Aku berjalan perlahan menuju ke kamar pasienku kembali, dengan dibantu oleh perawatku. Setelah aku masuk kamar, aku ditinggal olehnya. Aku hanya tinggal seorang diri ibuku tadi berkata bahwa ia akan bekerja di toko swalayan. Ini kali pertama aku lumayan leluasa bergerak, sehingga aku memutuskan untuk menghabiskan sedikit waktu melihat-lihat kamarku sambil melakukan peregangan dan bersantai.

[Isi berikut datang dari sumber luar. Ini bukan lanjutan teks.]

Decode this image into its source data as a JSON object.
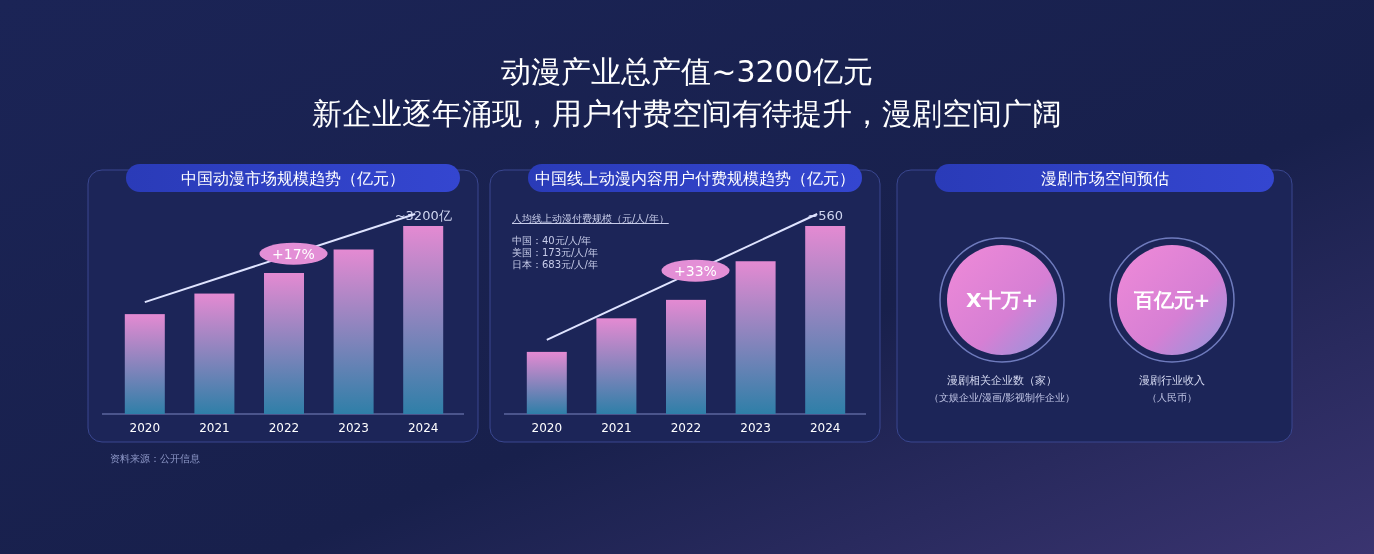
{
  "chart_data": [
    {
      "type": "other",
      "title": "动漫产业总产值~3200亿元",
      "subtitle": "新企业逐年涌现，用户付费空间有待提升，漫剧空间广阔"
    },
    {
      "type": "bar",
      "title": "中国动漫市场规模趋势（亿元）",
      "categories": [
        "2020",
        "2021",
        "2022",
        "2023",
        "2024"
      ],
      "values": [
        1700,
        2050,
        2400,
        2800,
        3200
      ],
      "color": "#e48ad2",
      "value_labels": [
        null,
        null,
        null,
        null,
        "~3200亿"
      ],
      "annotations": [
        "+17%",
        "资料来源：公开信息"
      ]
    },
    {
      "type": "bar",
      "title": "中国线上动漫内容用户付费规模趋势（亿元）",
      "categories": [
        "2020",
        "2021",
        "2022",
        "2023",
        "2024"
      ],
      "values": [
        185,
        285,
        340,
        455,
        560
      ],
      "color": "#e48ad2",
      "value_labels": [
        null,
        null,
        null,
        null,
        "~560"
      ],
      "annotations": [
        "+33%",
        "人均线上动漫付费规模（元/人/年）",
        "中国：40元/人/年",
        "美国：173元/人/年",
        "日本：683元/人/年"
      ]
    },
    {
      "type": "other",
      "title": "漫剧市场空间预估",
      "annotations": [
        "X十万+",
        "漫剧相关企业数（家）",
        "（文娱企业/漫画/影视制作企业）",
        "百亿元+",
        "漫剧行业收入",
        "（人民币）"
      ]
    }
  ]
}
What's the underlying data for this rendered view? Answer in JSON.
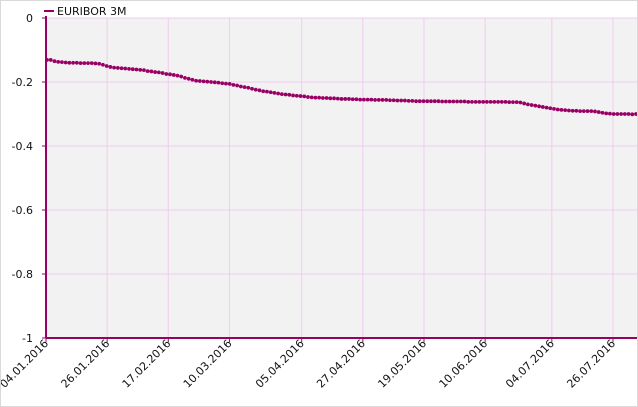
{
  "chart_data": {
    "type": "scatter",
    "title": "",
    "xlabel": "",
    "ylabel": "",
    "legend": {
      "position": "top-left"
    },
    "grid": true,
    "ylim": [
      -1,
      0
    ],
    "yticks": [
      0,
      -0.2,
      -0.4,
      -0.6,
      -0.8,
      -1
    ],
    "xlim": [
      "04.01.2016",
      "04.08.2016"
    ],
    "xticks": [
      "04.01.2016",
      "26.01.2016",
      "17.02.2016",
      "10.03.2016",
      "05.04.2016",
      "27.04.2016",
      "19.05.2016",
      "10.06.2016",
      "04.07.2016",
      "26.07.2016"
    ],
    "colors": {
      "series": "#990066",
      "plot_bg": "#f2f2f2",
      "grid": "#f0ccf0",
      "axis": "#990066"
    },
    "series": [
      {
        "name": "EURIBOR 3M",
        "values": [
          -0.131,
          -0.131,
          -0.135,
          -0.137,
          -0.138,
          -0.139,
          -0.14,
          -0.14,
          -0.14,
          -0.141,
          -0.141,
          -0.141,
          -0.141,
          -0.142,
          -0.143,
          -0.146,
          -0.15,
          -0.153,
          -0.155,
          -0.156,
          -0.157,
          -0.158,
          -0.159,
          -0.16,
          -0.161,
          -0.162,
          -0.163,
          -0.166,
          -0.167,
          -0.169,
          -0.17,
          -0.172,
          -0.175,
          -0.176,
          -0.178,
          -0.18,
          -0.183,
          -0.187,
          -0.19,
          -0.193,
          -0.196,
          -0.197,
          -0.198,
          -0.199,
          -0.2,
          -0.201,
          -0.202,
          -0.204,
          -0.205,
          -0.206,
          -0.209,
          -0.211,
          -0.214,
          -0.216,
          -0.218,
          -0.221,
          -0.224,
          -0.226,
          -0.229,
          -0.23,
          -0.232,
          -0.234,
          -0.236,
          -0.238,
          -0.239,
          -0.24,
          -0.242,
          -0.243,
          -0.244,
          -0.245,
          -0.247,
          -0.248,
          -0.249,
          -0.249,
          -0.25,
          -0.25,
          -0.251,
          -0.251,
          -0.252,
          -0.253,
          -0.253,
          -0.253,
          -0.254,
          -0.254,
          -0.255,
          -0.255,
          -0.255,
          -0.255,
          -0.256,
          -0.256,
          -0.256,
          -0.256,
          -0.257,
          -0.257,
          -0.258,
          -0.258,
          -0.258,
          -0.259,
          -0.259,
          -0.26,
          -0.26,
          -0.26,
          -0.26,
          -0.26,
          -0.26,
          -0.26,
          -0.261,
          -0.261,
          -0.261,
          -0.261,
          -0.261,
          -0.261,
          -0.261,
          -0.262,
          -0.262,
          -0.262,
          -0.262,
          -0.262,
          -0.262,
          -0.262,
          -0.262,
          -0.262,
          -0.262,
          -0.262,
          -0.263,
          -0.263,
          -0.263,
          -0.264,
          -0.267,
          -0.27,
          -0.272,
          -0.274,
          -0.276,
          -0.278,
          -0.28,
          -0.282,
          -0.284,
          -0.286,
          -0.287,
          -0.288,
          -0.289,
          -0.29,
          -0.29,
          -0.291,
          -0.291,
          -0.291,
          -0.291,
          -0.292,
          -0.294,
          -0.296,
          -0.298,
          -0.299,
          -0.3,
          -0.3,
          -0.3,
          -0.3,
          -0.3,
          -0.301,
          -0.3
        ]
      }
    ]
  }
}
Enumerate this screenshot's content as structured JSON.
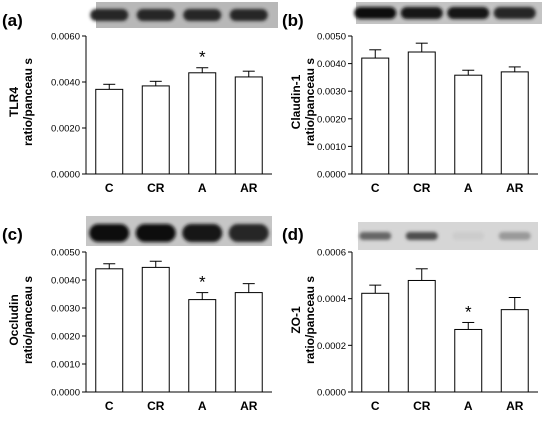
{
  "chart_data": [
    {
      "type": "bar",
      "panel_label": "(a)",
      "ylabel_lines": [
        "TLR4",
        "ratio/panceau s"
      ],
      "categories": [
        "C",
        "CR",
        "A",
        "AR"
      ],
      "values": [
        0.00368,
        0.00383,
        0.0044,
        0.00422
      ],
      "errors": [
        0.00022,
        0.0002,
        0.00022,
        0.00025
      ],
      "significance": [
        "",
        "",
        "*",
        ""
      ],
      "yticks": [
        "0.0000",
        "0.0020",
        "0.0040",
        "0.0060"
      ],
      "ylim": [
        0,
        0.006
      ],
      "blot_band_darkness": [
        0.85,
        0.85,
        0.85,
        0.85
      ]
    },
    {
      "type": "bar",
      "panel_label": "(b)",
      "ylabel_lines": [
        "Claudin-1",
        "ratio/panceau s"
      ],
      "categories": [
        "C",
        "CR",
        "A",
        "AR"
      ],
      "values": [
        0.0042,
        0.00442,
        0.00358,
        0.0037
      ],
      "errors": [
        0.0003,
        0.00032,
        0.00018,
        0.00018
      ],
      "significance": [
        "",
        "",
        "",
        ""
      ],
      "yticks": [
        "0.0000",
        "0.0010",
        "0.0020",
        "0.0030",
        "0.0040",
        "0.0050"
      ],
      "ylim": [
        0,
        0.005
      ],
      "blot_band_darkness": [
        0.95,
        0.9,
        0.9,
        0.85
      ]
    },
    {
      "type": "bar",
      "panel_label": "(c)",
      "ylabel_lines": [
        "Occludin",
        "ratio/panceau s"
      ],
      "categories": [
        "C",
        "CR",
        "A",
        "AR"
      ],
      "values": [
        0.0044,
        0.00445,
        0.0033,
        0.00355
      ],
      "errors": [
        0.00018,
        0.00022,
        0.00025,
        0.00032
      ],
      "significance": [
        "",
        "",
        "*",
        ""
      ],
      "yticks": [
        "0.0000",
        "0.0010",
        "0.0020",
        "0.0030",
        "0.0040",
        "0.0050"
      ],
      "ylim": [
        0,
        0.005
      ],
      "blot_band_darkness": [
        0.95,
        0.95,
        0.9,
        0.85
      ]
    },
    {
      "type": "bar",
      "panel_label": "(d)",
      "ylabel_lines": [
        "ZO-1",
        "ratio/panceau s"
      ],
      "categories": [
        "C",
        "CR",
        "A",
        "AR"
      ],
      "values": [
        0.000423,
        0.000478,
        0.000268,
        0.000353
      ],
      "errors": [
        3.5e-05,
        5e-05,
        3e-05,
        5.2e-05
      ],
      "significance": [
        "",
        "",
        "*",
        ""
      ],
      "yticks": [
        "0.0000",
        "0.0002",
        "0.0004",
        "0.0006"
      ],
      "ylim": [
        0,
        0.0006
      ],
      "blot_band_darkness": [
        0.6,
        0.7,
        0.2,
        0.4
      ]
    }
  ]
}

Aku menatap lama plafon kamarku, sebelum kemudian memejamkan mata. Aku mulai membayangkan sketsa sebuah ruangan yang berubah menjadi kamar pasien yang rapi, persis seperti kamarku. Kuterangi ruangan itu dengan sumber cahaya dramatis, membuatnya terasa seperti adegan dari film dokumenter

Entah apa yang barusan kulakukan, tetapi aku menyukainya. Sejak aku bangun di tempat ini, aku sering membayangkan pemandangan-pemandangan interior. Ketika aku bosan hanya berbaring, aku akan membayangkan sebuah ruangan kosong, lalu mengisinya dengan berbagai furnitur sesuai kehendakku.

 

3. Merilyn

Tok-tok-tok. Suara ketukan pintu membangunkanku. Bingung, aku pun membuka pintu. Seorang perempuan berambut pendek bergelombang, dengan bando merah, berdiri di hadapku. Ia terkejut, lalu tersenyum lebar. Sambil memegang tanganku dengan khawatir, ia bertanya, “Eh, Sacha, kamu sendirian? Sudah lebih sehat? Kamu sudah bisa berjalan sendiri!”

“Kata ibumu, kamu lupa ingatan setelah kecelakaan itu. Aku Merilyn, teman dekatmu,” ujar perempuan itu. Aku hanya termangu kebingungan. Berusaha keras, aku memaksakan diri merangkai kata-kata. “Kecelakaan. Emm, aku. Apa?” tanyaku pelan.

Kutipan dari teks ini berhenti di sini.